At Bixoto we use the TIG stack to monitor our systems. “TIG” stands for “Telegraf, InfluxDB, Grafana”. Telegraf is an agent that collects metrics on your servers and sends it to InfluxDB, a database oriented for real-time data. Then, Grafana reads these data points and renders them with nice graphs and provides some alerting. Of course, this is not the only monitoring stack; you can use Telegraf without InfluxDB or Grafana, and Grafana without Telegraf or InfluxDB. There are already good tutorials on how to install and configure these three components so we won’t cover that here.

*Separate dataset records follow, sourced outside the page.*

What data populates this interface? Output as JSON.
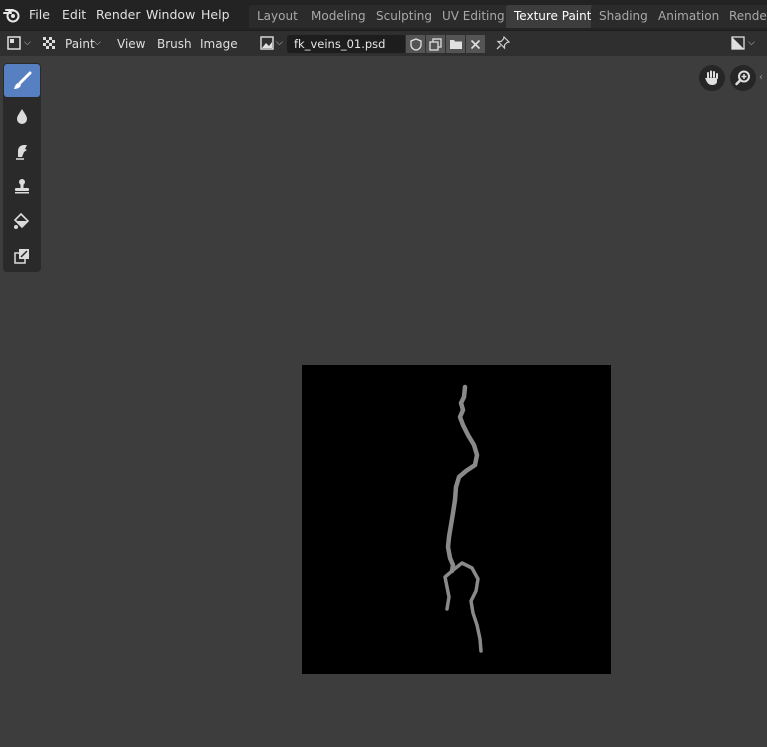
{
  "menu": {
    "items": [
      "File",
      "Edit",
      "Render",
      "Window",
      "Help"
    ]
  },
  "workspaces": {
    "tabs": [
      "Layout",
      "Modeling",
      "Sculpting",
      "UV Editing",
      "Texture Paint",
      "Shading",
      "Animation",
      "Renderi"
    ],
    "active": "Texture Paint"
  },
  "header": {
    "mode_label": "Paint",
    "view_menu": "View",
    "brush_menu": "Brush",
    "image_menu": "Image",
    "image_name": "fk_veins_01.psd"
  },
  "toolbar": {
    "tools": [
      "draw-tool",
      "soften-tool",
      "smear-tool",
      "clone-tool",
      "fill-tool",
      "mask-tool"
    ],
    "active_tool": "draw-tool"
  },
  "colors": {
    "active_tool": "#5680c2",
    "topbar": "#232323",
    "header": "#2f2f2f",
    "viewport": "#3d3d3d",
    "canvas": "#000000",
    "vein": "#8a8a8a"
  }
}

In this post we’ll focus on how to monitor anything with TIG and Python. We use Python here as an example, but what we’ll cover works with any programming language.

Let’s say we want to monitor how many orders we made in the past hour, both to see how it evolves over time and to send us an alert if it’s abnormally low. We’ll use PyMagento to query Magento orders and write the result in a format that Telegraf can read. Telegraf supports many inputs; here we’ll use a JSON object so we can add other metrics in the future.

Here is the code:

# monitor_magento_orders.py
import json
import sys
from collections import Counter
from datetime import datetime, timedelta

from magento import Magento, make_field_value_query, format_datetime


def main():
    # Create the Magento client
    client = Magento(token="...", base_url="https://bixoto.com")

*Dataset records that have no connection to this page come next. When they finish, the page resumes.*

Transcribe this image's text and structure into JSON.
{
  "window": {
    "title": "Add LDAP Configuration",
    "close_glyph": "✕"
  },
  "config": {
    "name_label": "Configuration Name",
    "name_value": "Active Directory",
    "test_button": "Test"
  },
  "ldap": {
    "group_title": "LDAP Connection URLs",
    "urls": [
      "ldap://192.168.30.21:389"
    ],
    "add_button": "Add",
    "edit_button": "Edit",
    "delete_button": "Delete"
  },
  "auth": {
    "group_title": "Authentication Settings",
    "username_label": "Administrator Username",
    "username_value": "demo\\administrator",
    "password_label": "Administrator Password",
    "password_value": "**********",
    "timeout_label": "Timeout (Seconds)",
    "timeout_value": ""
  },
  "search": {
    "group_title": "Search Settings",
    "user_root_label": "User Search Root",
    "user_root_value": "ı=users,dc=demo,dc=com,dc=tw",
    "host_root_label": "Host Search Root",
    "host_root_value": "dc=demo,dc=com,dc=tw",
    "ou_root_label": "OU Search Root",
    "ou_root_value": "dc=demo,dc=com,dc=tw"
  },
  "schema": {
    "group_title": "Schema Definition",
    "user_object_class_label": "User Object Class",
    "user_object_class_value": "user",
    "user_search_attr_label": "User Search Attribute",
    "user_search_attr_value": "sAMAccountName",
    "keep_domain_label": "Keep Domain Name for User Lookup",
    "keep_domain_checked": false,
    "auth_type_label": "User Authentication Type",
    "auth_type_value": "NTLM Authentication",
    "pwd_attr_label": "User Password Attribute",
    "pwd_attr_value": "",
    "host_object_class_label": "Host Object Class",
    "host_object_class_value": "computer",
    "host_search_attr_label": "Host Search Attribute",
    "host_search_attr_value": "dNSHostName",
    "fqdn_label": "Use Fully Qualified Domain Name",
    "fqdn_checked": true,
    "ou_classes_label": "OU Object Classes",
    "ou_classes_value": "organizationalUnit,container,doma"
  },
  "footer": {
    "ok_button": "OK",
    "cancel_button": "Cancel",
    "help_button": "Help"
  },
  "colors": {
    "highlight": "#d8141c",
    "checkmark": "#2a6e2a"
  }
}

    # Get the datetime of one hour ago
    utc_max_created_at = datetime.utcnow() - timedelta(hours=1)
    # Make the query to get orders created after this date
    query = make_field_value_query("created_at", format_datetime(utc_max_created_at), "gteq")

    # Initiate our counters
    counters = Counter()

    # Count orders
    for order in client.get_orders(query=query):
        counters["total_1h"] += 1

    # Write the counters as JSON on stdout with a key "metric": "magento_orders"
    json.dump({
        "metric": "magento_orders",
        **counters,
    }, sys.stdout)


if __name__ == '__main__':
    main()

If we run this code with python monitor_magento_orders.py, we get an output similar to this:

{"metric": "magento_orders", "total_1h": 43}

Good. Now let’s add the relevant configuration in Telegraf. Create a file /etc/telegraf/telegraf.d/magento_orders.conf with the following content:

[[inputs.exec]]
  interval = "10m"
  # Adjust with your own path
  commands = ["/usr/bin/python3 /home/myuser/monitor_magento_orders.py"]
  data_format = "json"
  json_name_key = "metric"

This adds a new Telegraf input that executes our Python code every 10 minutes and parses its result as JSON, assuming the key "metric" contains the name of the metric. Depending on what you’re monitoring, you may want to adjust this interval.

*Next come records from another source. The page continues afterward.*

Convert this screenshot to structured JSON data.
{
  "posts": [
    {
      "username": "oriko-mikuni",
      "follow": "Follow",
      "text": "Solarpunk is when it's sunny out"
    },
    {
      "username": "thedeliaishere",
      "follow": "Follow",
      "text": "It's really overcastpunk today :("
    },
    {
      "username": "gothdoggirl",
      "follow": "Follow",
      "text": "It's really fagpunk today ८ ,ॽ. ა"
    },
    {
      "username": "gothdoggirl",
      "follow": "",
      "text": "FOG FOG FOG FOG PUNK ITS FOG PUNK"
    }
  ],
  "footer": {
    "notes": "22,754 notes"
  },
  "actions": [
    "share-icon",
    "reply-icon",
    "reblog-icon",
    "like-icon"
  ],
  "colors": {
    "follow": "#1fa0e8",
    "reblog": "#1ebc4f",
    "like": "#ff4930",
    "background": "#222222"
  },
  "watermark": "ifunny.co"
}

Reload Telegraf with sudo service telegraf reload, and wait a bit for the data to come.

Then open Grafana and create a new visualization using our metric magento_order with the field total_1h:

You can tweak the parameters, and the result should look like this:

That’s all. This is a simple visualization, but it can be extended with other measurements, for example orders with some specific attribute or status. Once you know how to make queries for visualizations, you can reuse them for alerts. There are already good resources on how to manage alert rules, so we won’t cover this here.

This short post showed how simple it is to monitor anything using TIG and Python: anything that can be measured by a Python program can be monitored. This is not even limited to Python; you can execute any program and Telegraf has a lot of built-in inputs.